To investigate this question safely, researchers at Benemérita Universidad Autónoma de Puebla developed a miniaturized low-field thoracic magnetic stimulation device — essentially a compact pulsed electromagnetic field system — and tested it in healthy rats before any human trials. The device used two 30-turn coils powered by a 30-volt DC source, capable of generating magnetic flux densities of 10.5, 11.6, and 13.1 millitesla. A microcontroller-based safety circuit kept coil temperatures below 38°C throughout testing, and a pulse oximeter continuously tracked blood oxygen saturation.

The key result was a null finding: none of the three magnetic field intensities produced a statistically significant change in peripheral oxygen saturation compared to pre-stimulation baseline levels. The healthy rats maintained normal SpO2 regardless of the magnetic pulse applied.
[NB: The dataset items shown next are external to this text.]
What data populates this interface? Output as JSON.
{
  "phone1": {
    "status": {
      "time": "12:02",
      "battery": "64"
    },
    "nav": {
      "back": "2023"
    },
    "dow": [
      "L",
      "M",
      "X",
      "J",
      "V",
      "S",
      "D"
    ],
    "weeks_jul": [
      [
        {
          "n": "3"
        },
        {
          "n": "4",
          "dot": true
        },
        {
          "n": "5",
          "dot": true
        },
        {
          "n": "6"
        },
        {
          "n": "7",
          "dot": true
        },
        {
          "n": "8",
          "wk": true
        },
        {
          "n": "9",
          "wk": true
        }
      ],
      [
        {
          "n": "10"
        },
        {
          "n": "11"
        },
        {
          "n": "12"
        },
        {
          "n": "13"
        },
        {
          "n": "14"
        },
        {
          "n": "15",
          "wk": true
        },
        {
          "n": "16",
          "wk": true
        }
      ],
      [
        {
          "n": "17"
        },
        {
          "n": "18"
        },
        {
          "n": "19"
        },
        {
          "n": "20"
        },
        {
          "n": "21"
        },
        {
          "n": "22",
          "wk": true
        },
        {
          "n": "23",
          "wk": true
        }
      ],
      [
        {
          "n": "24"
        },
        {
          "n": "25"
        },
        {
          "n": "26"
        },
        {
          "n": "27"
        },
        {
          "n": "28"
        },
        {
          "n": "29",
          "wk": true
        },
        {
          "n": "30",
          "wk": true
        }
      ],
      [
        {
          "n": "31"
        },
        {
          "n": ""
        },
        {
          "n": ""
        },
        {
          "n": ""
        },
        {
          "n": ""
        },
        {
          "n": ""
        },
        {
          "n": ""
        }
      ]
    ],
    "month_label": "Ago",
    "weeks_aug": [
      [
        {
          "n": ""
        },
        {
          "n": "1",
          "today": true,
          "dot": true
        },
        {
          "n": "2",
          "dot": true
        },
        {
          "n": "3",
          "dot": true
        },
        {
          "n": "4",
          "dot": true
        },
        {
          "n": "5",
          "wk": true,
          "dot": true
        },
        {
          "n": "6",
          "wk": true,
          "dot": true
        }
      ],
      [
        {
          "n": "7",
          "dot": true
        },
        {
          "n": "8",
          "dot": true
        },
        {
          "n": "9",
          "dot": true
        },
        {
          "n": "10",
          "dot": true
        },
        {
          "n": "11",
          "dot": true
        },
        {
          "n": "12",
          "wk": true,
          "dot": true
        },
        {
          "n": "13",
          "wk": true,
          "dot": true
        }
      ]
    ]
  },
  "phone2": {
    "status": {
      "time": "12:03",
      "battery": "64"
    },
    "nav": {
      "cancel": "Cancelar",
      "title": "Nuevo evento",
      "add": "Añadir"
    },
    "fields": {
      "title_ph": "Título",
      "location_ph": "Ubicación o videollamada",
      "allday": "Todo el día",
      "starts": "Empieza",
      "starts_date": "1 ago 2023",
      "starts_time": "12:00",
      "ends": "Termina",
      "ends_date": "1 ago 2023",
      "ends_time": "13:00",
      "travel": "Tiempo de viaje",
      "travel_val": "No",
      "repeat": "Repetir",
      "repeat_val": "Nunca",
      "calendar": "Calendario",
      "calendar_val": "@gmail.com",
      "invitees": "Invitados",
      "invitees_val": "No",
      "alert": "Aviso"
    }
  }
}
This outcome carries meaningful implications. It suggests that the oxygen improvements previously observed in COVID-19 patients are likely driven by disease-specific mechanisms — perhaps by counteracting hypoxia caused by viral-induced lung inflammation — rather than by any direct enhancement of oxygen uptake in already-healthy respiratory systems. In other words, PEMF may act as a corrective tool rather than a performance enhancer.
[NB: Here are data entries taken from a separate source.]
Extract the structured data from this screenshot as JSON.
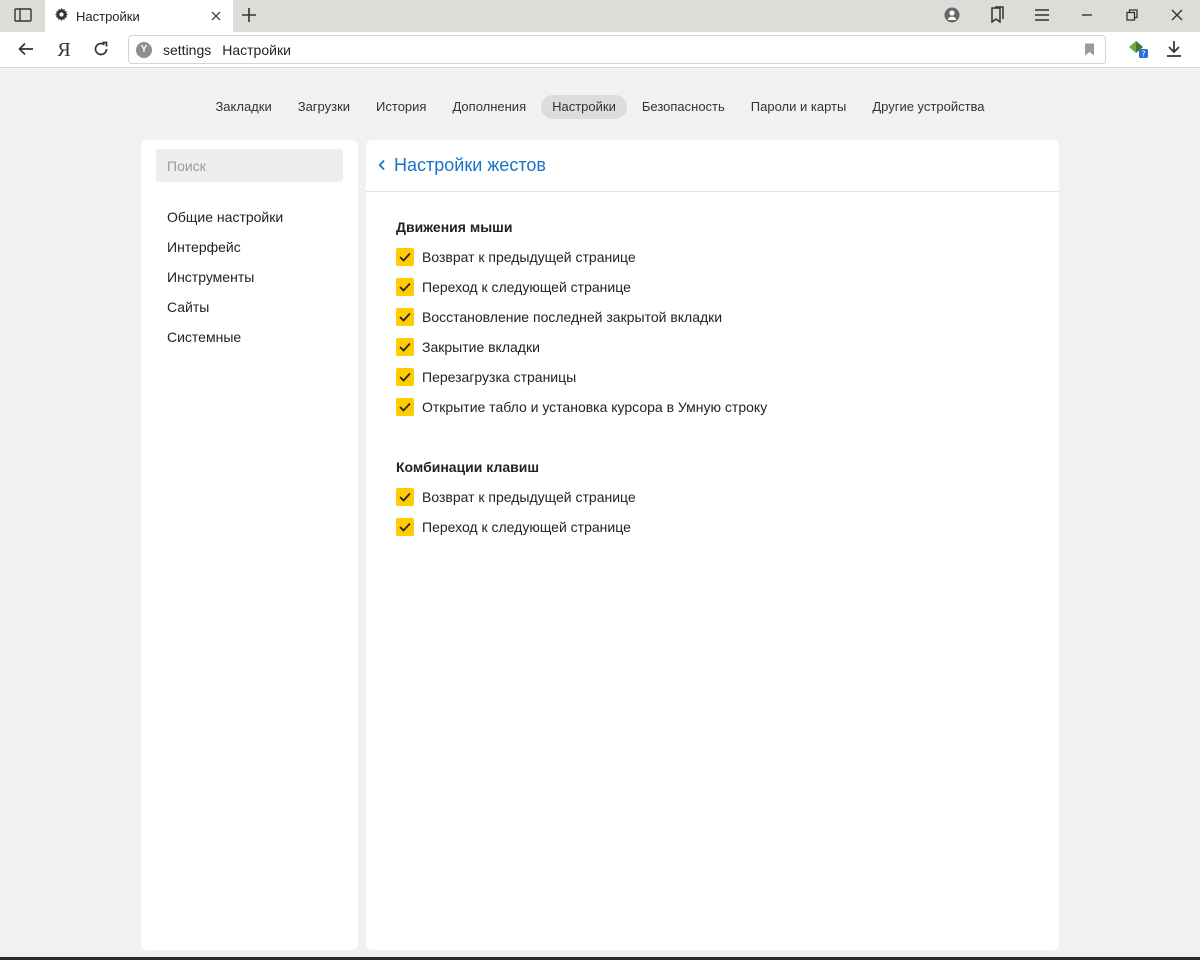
{
  "tab": {
    "title": "Настройки"
  },
  "address": {
    "host": "settings",
    "page_title": "Настройки"
  },
  "nav": {
    "items": [
      {
        "label": "Закладки",
        "active": false
      },
      {
        "label": "Загрузки",
        "active": false
      },
      {
        "label": "История",
        "active": false
      },
      {
        "label": "Дополнения",
        "active": false
      },
      {
        "label": "Настройки",
        "active": true
      },
      {
        "label": "Безопасность",
        "active": false
      },
      {
        "label": "Пароли и карты",
        "active": false
      },
      {
        "label": "Другие устройства",
        "active": false
      }
    ]
  },
  "sidebar": {
    "search_placeholder": "Поиск",
    "items": [
      {
        "label": "Общие настройки"
      },
      {
        "label": "Интерфейс"
      },
      {
        "label": "Инструменты"
      },
      {
        "label": "Сайты"
      },
      {
        "label": "Системные"
      }
    ]
  },
  "main": {
    "title": "Настройки жестов",
    "mouse": {
      "heading": "Движения мыши",
      "options": [
        {
          "label": "Возврат к предыдущей странице",
          "checked": true
        },
        {
          "label": "Переход к следующей странице",
          "checked": true
        },
        {
          "label": "Восстановление последней закрытой вкладки",
          "checked": true
        },
        {
          "label": "Закрытие вкладки",
          "checked": true
        },
        {
          "label": "Перезагрузка страницы",
          "checked": true
        },
        {
          "label": "Открытие табло и установка курсора в Умную строку",
          "checked": true
        }
      ]
    },
    "keys": {
      "heading": "Комбинации клавиш",
      "options": [
        {
          "label": "Возврат к предыдущей странице",
          "checked": true
        },
        {
          "label": "Переход к следующей странице",
          "checked": true
        }
      ]
    }
  },
  "colors": {
    "accent": "#ffcc00",
    "link": "#1a73c8",
    "page_bg": "#f2f1ef"
  }
}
For clinicians and researchers, this is a critical distinction. It tempers enthusiasm for using low-field magnetic stimulation as a general wellness or performance optimization tool while keeping the door open for therapeutic applications in hypoxic or diseased states. Further research in animal models of respiratory disease and eventually in human clinical trials will be needed to clarify the mechanism and therapeutic window.

Key Findings

  • Low-field thoracic magnetic stimulation (10.5–13.1 mT) did not significantly change SpO2 in healthy rats.
  • The miniaturized PEMF device successfully replicated magnetic intensities used in prior COVID-19 human studies.
  • Oxygen benefits seen in COVID-19 patients appear disease-specific, not a universal physiological effect.
  • The device included a safety circuit maintaining coil temperature below 38°C, enabling safe repeated use.
  • Results suggest PEMF may act as a corrective rather than performance-enhancing respiratory intervention.

Methodology

Researchers developed a custom miniaturized PEMF device using two 30-turn coils and an ATmega328P microcontroller to deliver controlled magnetic pulses at 10.5, 11.6, and 13.1 mT to healthy rats. Peripheral oxygen saturation was continuously monitored via a NONIN 750 pulse oximeter, with pre- and post-stimulation SpO2 values compared statistically. The study was conducted in healthy animal models as a preclinical step before potential human trials.

Study Limitations

The study is based on the abstract only, limiting access to full statistical details, sample sizes, and experimental protocols. The animal model may not fully translate to human physiology, and healthy subjects by definition have little room for SpO2 improvement, potentially masking subtle effects. Only a single outcome measure (SpO2) was assessed, leaving other potential physiological effects of PEMF unexplored.